Strongyli

Geography
- Location: Libyan Sea
- Coordinates: 34°57′29″N 26°07′59″E﻿ / ﻿34.958°N 26.133°E
- Archipelago: Cretan Islands
- Area: 0.151 km^{2} (0.058 sq mi)

Administration
- Greece
- Region: Crete
- Regional unit: Lasithi

Demographics
- Population: 0 (2011)

= Strongyli (Crete) =

Uninhabited Greek islet near Crete

Strongyli (Στρογγυλή, meaning "round"), also known as Strongylo, is an uninhabited Greek islet located in the Libyan Sea, off the southeastern coast of Crete.
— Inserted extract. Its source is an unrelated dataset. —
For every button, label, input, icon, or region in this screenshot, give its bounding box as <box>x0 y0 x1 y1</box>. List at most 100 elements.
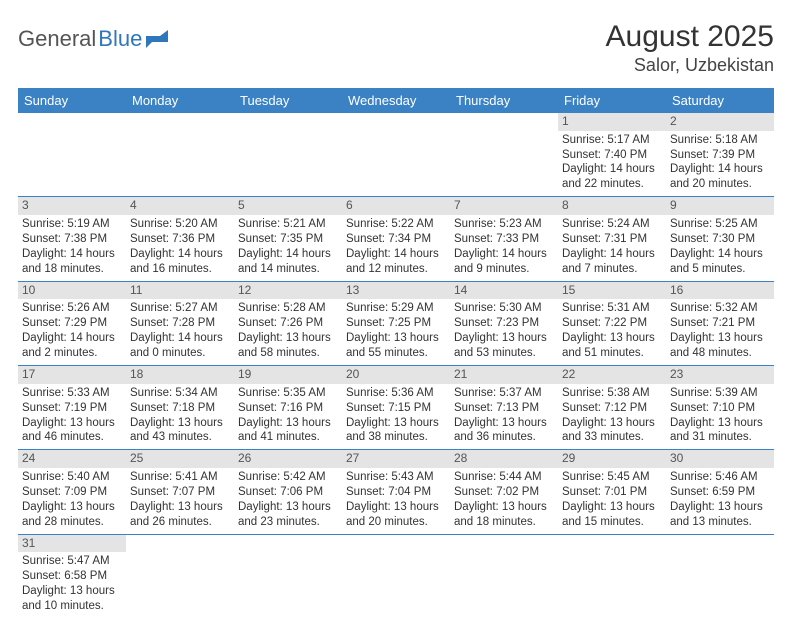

It is part of a small archipelago centred on the larger island of Koufonisi.

== Geography ==
Strongyli is situated south of Cape Goudero on the Lasithi coastline. As its Greek name implies, the islet has a roughly circular shape. It forms a close geographical group with Koufonisi, Makroulo, Marmaro, and Trachilos.

== Environment ==
The island and its surrounding marine area are protected as part of the Natura 2000 ecological network, designated under site code GR4320017 (Nísos Koufonísi, Gýro Nisídes kai Nisídes Kaváloi). The site is also indexed in the World Database on Protected Areas.